Las necesarias pausas de la vida

Un día le pregunté a un medallista olímpico, ¿qué haría si ganara otra medalla? Me contestó sin pensarlo: lo mismo que si no la ganara, irme de vacaciones.

Para algunos deportistas de alto rendimiento que han entrado en la intensa rutina del día a día, mantener el punto medio entre lo más alto del podio o la derrota es el reto a trabajar en su vida diaria. 

Los viajes constantes, la suma de compromisos comerciales, la estricta dieta, concentraciones alejados de la familia, cumplir con un programa de descanso obligado, seguir la logística del programa en la recta final de la meta puede convertirse en un estrés que le quite ese gran sabor que representa para muchos lograr el sueño olímpico.

¿Supone más estrés tener que revalidar la medalla? Por supuesto y es el momento en el que los entrenadores comienzan a lidiar tiempo extra de la materia más preciada del éxito: encontrar el punto medio de la gloria.

Los deportistas se encuentran en el momento de aterrizaje de los atletas que representarán a México en los próximos Juegos Centroamericanos, se trata de sumar trabajo, pero sobre todo ánimo para que ese sobreesfuerzo no se convierta en carga. Cuando el desaliento de tanto trabajo los hace pensar si están en el camino correcto y sobre todo no permitir que la exigente carga de la responsabilidad de repetir otra medalla se convierta en un mal peso, es parte del trabajo diario con los atletas.
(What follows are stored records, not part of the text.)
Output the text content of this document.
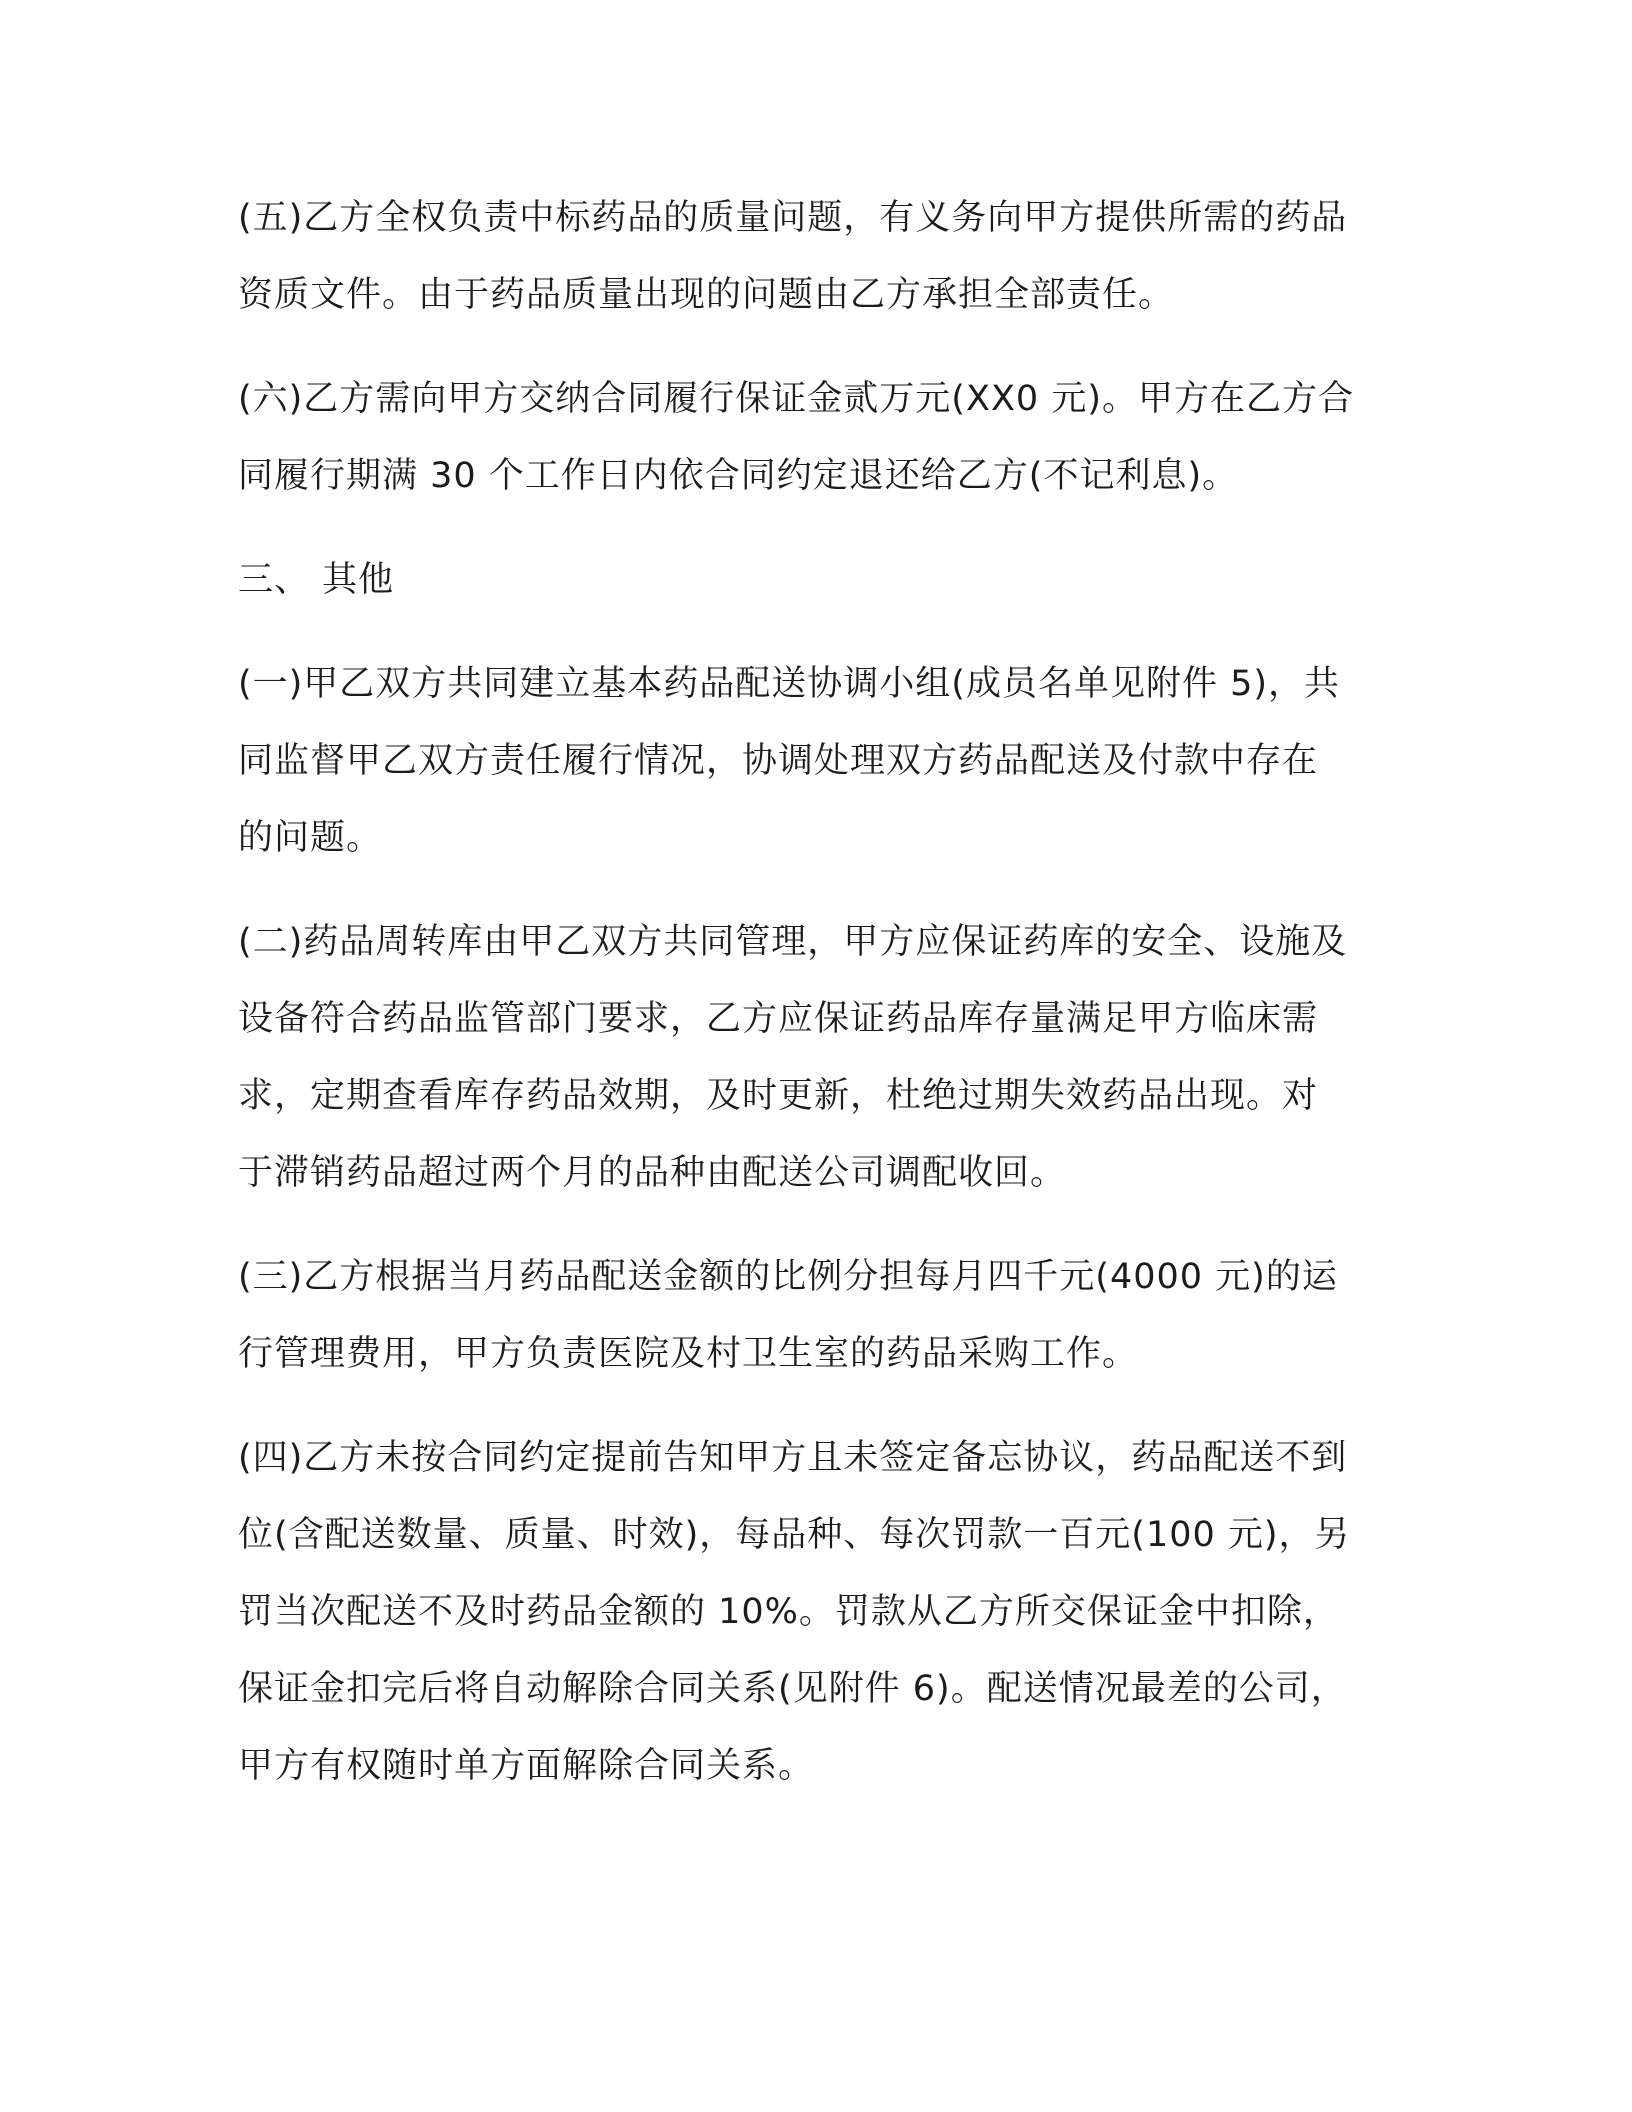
(五)乙方全权负责中标药品的质量问题，有义务向甲方提供所需的药品
资质文件。由于药品质量出现的问题由乙方承担全部责任。

(六)乙方需向甲方交纳合同履行保证金贰万元(XX0 元)。甲方在乙方合
同履行期满 30 个工作日内依合同约定退还给乙方(不记利息)。

三、 其他

(一)甲乙双方共同建立基本药品配送协调小组(成员名单见附件 5)，共
同监督甲乙双方责任履行情况，协调处理双方药品配送及付款中存在
的问题。

(二)药品周转库由甲乙双方共同管理，甲方应保证药库的安全、设施及
设备符合药品监管部门要求，乙方应保证药品库存量满足甲方临床需
求，定期查看库存药品效期，及时更新，杜绝过期失效药品出现。对
于滞销药品超过两个月的品种由配送公司调配收回。

(三)乙方根据当月药品配送金额的比例分担每月四千元(4000 元)的运
行管理费用，甲方负责医院及村卫生室的药品采购工作。

(四)乙方未按合同约定提前告知甲方且未签定备忘协议，药品配送不到
位(含配送数量、质量、时效)，每品种、每次罚款一百元(100 元)，另
罚当次配送不及时药品金额的 10%。罚款从乙方所交保证金中扣除，
保证金扣完后将自动解除合同关系(见附件 6)。配送情况最差的公司，
甲方有权随时单方面解除合同关系。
El punto medio también se aplica en la vida cotidiana, es para muchas culturas orientales el punto de partida hacía la gloria, guardar la cordura cuando se gana, guardar la cordura cuando se pierde. La meditación de las metas que se buscan en la vida debe sumar dosis altas de felicidad al tedio de un trabajo en el que no se está feliz, o un proyecto que no se concreta.

A poco más de dos meses de los Juegos Centroamericanos en Barranquilla 2018, la lucha está hecha, el trabajo realizado en técnica está prácticamente listo, el fogueo más que presión es una salida a la tensión del día a día y la parte mental comienza a entrar en un proceso de “alto rendimiento” en el que la búsqueda no es llegar a lo más alto, si no encontrar el punto medio para mantenerse ahí, tomar aire, meditar el camino y tomar el impulso necesario para tocar lo más alto de cada cima personal.